Some data shows the new approach works. South Bay Community Services is a countywide nonprofit that provides services for children families and youths — and is the coordinator for the countywide Alternatives to Detention program for youths.

The program oversees low-risk youth in the system, providing home confinement monitoring, family counseling, anger management and other rehabilitative services.

Last year some 500 youth went through the program, and 89 percent had not reoffended six months after leaving, according to Executive Director Katherine Lembo. She credited the use of more sophisticated assessment tools and emphasis on evidence-based practices that zero in on programs and services that are most effective in improving behavior.

“We knew it wasn’t working, lowering the age and all that,” she said. “A kid shoplifts.

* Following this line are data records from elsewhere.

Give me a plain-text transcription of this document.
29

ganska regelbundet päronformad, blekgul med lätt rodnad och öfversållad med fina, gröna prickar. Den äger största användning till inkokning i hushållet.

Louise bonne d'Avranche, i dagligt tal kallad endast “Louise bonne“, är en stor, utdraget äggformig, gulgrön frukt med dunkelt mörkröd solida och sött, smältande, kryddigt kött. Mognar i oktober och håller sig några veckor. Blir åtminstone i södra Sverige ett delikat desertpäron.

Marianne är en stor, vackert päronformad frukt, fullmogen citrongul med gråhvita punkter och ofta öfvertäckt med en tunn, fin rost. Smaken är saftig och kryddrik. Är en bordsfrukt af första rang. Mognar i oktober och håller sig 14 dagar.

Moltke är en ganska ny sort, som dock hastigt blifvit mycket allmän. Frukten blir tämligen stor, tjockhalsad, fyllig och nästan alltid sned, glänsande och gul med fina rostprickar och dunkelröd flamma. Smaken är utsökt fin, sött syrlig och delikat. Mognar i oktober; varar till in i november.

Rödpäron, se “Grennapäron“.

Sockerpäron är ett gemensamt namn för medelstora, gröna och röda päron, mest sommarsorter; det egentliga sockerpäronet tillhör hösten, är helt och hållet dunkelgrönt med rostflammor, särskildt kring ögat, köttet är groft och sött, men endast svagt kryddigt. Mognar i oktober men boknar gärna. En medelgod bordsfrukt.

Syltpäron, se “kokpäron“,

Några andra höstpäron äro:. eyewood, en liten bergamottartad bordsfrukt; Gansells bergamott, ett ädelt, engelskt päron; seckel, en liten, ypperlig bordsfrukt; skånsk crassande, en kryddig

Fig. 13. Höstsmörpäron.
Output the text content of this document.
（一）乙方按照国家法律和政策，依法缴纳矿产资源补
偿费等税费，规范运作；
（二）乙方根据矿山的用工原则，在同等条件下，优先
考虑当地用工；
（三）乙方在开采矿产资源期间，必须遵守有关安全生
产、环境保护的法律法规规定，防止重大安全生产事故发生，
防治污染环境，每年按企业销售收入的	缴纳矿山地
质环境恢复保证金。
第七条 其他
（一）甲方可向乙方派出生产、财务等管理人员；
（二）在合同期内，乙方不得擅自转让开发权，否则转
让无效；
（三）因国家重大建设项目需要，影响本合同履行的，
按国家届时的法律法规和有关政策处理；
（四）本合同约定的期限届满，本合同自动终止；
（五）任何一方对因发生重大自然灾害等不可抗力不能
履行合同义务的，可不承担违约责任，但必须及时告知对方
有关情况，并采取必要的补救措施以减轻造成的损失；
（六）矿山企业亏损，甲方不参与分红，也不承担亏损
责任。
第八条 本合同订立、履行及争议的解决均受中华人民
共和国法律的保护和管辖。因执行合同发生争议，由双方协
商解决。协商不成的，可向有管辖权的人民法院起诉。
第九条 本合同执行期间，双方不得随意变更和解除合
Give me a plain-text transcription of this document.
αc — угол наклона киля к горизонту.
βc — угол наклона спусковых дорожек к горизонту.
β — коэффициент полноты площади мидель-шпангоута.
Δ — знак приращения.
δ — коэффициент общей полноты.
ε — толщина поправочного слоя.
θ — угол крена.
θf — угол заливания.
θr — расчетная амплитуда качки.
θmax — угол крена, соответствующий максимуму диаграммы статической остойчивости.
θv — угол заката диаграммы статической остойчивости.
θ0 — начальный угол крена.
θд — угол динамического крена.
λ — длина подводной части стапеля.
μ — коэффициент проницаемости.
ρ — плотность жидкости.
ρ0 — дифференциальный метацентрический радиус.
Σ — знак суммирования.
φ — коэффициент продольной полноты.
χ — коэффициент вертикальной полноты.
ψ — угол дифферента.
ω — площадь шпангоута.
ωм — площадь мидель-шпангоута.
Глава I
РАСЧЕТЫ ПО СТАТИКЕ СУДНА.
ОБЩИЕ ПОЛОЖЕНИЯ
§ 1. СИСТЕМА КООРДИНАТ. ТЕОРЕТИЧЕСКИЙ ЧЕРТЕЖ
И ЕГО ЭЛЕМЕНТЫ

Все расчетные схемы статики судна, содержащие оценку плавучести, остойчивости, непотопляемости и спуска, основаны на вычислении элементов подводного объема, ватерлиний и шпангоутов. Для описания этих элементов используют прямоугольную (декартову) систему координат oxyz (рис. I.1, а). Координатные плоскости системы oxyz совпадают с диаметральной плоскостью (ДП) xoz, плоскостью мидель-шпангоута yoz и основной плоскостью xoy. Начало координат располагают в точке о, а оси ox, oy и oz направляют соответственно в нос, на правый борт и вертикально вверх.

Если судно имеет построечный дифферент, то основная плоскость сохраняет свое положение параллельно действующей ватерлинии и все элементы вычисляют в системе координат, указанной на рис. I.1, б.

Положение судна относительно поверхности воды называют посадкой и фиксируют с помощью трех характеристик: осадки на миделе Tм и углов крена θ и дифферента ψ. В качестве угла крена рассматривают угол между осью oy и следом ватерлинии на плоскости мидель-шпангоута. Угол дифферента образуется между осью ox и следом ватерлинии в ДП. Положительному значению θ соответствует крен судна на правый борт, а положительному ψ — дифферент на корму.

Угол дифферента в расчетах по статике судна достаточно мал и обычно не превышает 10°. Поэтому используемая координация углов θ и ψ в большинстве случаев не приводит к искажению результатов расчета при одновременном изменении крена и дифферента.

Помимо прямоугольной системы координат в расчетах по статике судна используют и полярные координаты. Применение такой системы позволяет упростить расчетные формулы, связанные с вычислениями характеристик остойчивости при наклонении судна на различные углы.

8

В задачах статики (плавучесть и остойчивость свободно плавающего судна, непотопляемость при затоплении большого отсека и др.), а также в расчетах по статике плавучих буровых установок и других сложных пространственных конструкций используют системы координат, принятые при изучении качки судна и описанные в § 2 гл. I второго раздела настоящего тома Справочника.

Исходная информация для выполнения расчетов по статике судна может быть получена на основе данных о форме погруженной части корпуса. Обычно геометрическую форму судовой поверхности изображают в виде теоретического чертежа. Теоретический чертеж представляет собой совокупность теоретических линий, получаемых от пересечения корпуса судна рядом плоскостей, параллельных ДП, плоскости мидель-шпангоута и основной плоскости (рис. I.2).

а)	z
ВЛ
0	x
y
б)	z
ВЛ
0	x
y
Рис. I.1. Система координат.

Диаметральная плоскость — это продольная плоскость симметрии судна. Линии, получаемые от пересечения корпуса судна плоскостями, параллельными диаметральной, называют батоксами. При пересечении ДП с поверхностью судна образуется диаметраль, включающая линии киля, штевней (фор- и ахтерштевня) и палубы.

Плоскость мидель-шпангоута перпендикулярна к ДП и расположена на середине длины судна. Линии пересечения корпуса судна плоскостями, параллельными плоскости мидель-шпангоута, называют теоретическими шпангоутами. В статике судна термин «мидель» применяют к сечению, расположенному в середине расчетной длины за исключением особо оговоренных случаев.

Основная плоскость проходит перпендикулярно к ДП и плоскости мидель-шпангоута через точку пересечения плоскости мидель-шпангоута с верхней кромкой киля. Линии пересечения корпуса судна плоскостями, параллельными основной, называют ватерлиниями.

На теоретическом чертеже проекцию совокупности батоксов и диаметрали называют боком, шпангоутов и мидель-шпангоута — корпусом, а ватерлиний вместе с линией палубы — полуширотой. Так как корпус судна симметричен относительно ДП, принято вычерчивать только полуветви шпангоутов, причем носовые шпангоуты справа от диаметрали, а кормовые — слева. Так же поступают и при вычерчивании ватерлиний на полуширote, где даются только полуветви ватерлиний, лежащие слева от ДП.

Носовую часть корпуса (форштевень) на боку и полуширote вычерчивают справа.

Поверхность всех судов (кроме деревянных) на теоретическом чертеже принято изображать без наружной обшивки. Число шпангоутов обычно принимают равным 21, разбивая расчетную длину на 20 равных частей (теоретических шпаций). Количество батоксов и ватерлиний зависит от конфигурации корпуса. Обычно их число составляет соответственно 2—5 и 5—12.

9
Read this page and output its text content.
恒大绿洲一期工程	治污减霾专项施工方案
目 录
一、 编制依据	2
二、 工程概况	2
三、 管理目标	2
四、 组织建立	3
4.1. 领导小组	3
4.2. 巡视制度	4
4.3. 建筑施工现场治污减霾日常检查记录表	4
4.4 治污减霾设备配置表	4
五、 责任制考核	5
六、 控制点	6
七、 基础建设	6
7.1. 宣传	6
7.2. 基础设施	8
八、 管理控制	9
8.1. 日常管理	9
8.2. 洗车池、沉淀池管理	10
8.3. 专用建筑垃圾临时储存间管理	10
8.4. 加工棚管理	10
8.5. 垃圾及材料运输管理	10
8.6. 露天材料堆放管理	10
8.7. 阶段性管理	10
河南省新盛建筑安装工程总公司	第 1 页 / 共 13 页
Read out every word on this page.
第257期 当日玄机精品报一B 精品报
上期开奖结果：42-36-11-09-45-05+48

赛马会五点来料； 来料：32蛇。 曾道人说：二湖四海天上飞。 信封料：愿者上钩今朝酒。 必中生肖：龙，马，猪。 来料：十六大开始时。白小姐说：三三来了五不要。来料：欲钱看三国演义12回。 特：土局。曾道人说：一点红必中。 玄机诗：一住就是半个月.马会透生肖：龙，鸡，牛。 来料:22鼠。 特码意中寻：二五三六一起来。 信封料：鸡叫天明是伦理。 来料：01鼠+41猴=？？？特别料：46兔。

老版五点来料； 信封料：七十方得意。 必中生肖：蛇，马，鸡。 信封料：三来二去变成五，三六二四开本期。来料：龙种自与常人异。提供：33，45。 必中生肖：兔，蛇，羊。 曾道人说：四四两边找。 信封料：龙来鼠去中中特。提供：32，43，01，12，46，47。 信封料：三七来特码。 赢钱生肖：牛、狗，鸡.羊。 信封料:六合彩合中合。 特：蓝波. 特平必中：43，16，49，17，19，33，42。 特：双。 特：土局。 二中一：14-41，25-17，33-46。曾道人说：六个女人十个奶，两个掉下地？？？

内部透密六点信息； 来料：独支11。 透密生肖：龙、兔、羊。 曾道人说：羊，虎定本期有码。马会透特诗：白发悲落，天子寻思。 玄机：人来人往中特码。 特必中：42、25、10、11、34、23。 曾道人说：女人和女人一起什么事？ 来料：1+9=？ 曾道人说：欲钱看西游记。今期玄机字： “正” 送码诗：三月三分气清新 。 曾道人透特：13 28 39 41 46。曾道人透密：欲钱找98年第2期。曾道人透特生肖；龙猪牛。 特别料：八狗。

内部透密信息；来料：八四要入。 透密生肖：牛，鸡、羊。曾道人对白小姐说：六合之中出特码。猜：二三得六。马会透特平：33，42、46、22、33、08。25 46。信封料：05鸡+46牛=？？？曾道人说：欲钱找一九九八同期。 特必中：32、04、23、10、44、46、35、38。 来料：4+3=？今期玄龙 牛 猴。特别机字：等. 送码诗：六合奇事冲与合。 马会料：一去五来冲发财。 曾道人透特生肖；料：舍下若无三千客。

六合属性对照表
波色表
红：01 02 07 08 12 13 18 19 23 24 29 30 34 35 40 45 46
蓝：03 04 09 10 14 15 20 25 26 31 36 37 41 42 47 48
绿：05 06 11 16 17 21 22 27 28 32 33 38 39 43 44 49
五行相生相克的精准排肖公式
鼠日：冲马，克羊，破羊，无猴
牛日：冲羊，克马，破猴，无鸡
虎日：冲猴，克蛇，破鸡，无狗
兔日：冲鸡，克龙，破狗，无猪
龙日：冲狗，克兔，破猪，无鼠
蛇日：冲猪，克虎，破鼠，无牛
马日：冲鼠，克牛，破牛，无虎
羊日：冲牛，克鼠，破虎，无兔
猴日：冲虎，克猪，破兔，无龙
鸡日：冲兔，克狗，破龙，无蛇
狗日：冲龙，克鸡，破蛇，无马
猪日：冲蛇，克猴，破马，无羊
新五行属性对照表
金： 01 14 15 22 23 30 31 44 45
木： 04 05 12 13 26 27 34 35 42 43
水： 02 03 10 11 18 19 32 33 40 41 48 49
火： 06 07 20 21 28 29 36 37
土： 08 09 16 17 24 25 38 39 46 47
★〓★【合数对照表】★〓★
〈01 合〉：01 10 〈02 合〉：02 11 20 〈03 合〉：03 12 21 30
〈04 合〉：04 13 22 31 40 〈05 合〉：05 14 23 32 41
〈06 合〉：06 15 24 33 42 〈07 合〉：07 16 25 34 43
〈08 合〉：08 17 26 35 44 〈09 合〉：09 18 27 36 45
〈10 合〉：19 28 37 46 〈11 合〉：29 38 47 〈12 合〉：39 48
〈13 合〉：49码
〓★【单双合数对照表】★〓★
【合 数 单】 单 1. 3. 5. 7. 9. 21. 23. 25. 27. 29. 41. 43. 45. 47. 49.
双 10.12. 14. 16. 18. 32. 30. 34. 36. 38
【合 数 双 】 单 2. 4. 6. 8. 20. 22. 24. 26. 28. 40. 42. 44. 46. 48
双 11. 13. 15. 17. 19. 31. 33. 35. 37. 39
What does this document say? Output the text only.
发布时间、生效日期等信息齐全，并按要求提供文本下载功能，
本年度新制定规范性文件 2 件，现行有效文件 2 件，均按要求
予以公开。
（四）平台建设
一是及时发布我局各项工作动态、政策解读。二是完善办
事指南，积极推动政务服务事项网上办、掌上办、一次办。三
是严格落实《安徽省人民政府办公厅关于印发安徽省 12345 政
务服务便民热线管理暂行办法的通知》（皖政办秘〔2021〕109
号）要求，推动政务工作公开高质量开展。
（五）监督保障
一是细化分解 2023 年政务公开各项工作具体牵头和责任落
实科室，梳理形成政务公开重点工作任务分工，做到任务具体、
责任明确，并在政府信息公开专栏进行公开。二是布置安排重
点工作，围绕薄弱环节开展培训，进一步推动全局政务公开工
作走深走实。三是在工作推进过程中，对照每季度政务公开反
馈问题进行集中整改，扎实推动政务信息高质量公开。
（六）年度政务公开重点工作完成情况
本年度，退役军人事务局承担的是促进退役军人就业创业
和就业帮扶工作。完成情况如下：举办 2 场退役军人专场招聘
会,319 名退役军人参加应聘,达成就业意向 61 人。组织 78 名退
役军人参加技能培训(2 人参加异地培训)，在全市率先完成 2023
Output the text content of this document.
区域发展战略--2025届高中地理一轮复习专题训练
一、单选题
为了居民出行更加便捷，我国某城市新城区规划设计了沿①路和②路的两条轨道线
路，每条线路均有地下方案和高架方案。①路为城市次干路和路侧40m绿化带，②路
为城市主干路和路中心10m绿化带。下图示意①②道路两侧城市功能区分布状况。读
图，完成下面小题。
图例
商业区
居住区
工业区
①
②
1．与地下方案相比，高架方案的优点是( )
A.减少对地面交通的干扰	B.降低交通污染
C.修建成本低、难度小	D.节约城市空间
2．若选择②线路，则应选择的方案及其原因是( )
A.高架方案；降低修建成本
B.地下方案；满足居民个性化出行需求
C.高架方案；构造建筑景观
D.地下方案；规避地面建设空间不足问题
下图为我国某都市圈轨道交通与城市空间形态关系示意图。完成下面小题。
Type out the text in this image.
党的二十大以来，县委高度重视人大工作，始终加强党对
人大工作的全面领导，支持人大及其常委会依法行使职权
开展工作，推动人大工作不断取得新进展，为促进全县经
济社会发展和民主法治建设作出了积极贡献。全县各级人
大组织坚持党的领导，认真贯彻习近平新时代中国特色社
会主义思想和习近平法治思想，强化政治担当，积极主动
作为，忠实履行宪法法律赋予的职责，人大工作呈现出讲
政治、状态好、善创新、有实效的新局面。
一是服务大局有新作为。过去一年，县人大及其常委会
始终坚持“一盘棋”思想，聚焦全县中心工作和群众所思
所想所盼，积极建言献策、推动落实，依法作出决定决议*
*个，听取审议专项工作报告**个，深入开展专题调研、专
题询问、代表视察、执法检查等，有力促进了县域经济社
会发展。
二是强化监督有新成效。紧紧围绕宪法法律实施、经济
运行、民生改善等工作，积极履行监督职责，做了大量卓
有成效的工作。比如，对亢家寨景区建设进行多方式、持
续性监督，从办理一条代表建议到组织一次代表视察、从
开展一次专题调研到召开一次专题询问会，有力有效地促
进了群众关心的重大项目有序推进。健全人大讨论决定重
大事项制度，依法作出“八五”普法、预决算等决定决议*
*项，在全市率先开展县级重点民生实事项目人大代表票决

Should we really put them in the hall and take them through the system?”

The answer is increasingly no. And that is starting to change the very landscape of juvenile justice.

The county is in the early stages of planning a redevelopment of the aging Kearny Mesajuvenile justice center. It will likely replace the grim, 1950s-era juvenile hall with a campus that reflects the new, less punitive approach.

That’s not all. In 2015 the state made a conditional award to the county of $4.5 million in construction funds, to build a new building for youths confined at the East Mesa hall. But in April, Gonzalez wrote a letter to the state explaining the county was rethinking its long term facilities needs in light of the Kearny Mesa project — and “the continued decline in custodial youth.”

The letter formally relinquished the $4.5 million. The county, the chief wrote, wouldn’t be using the money.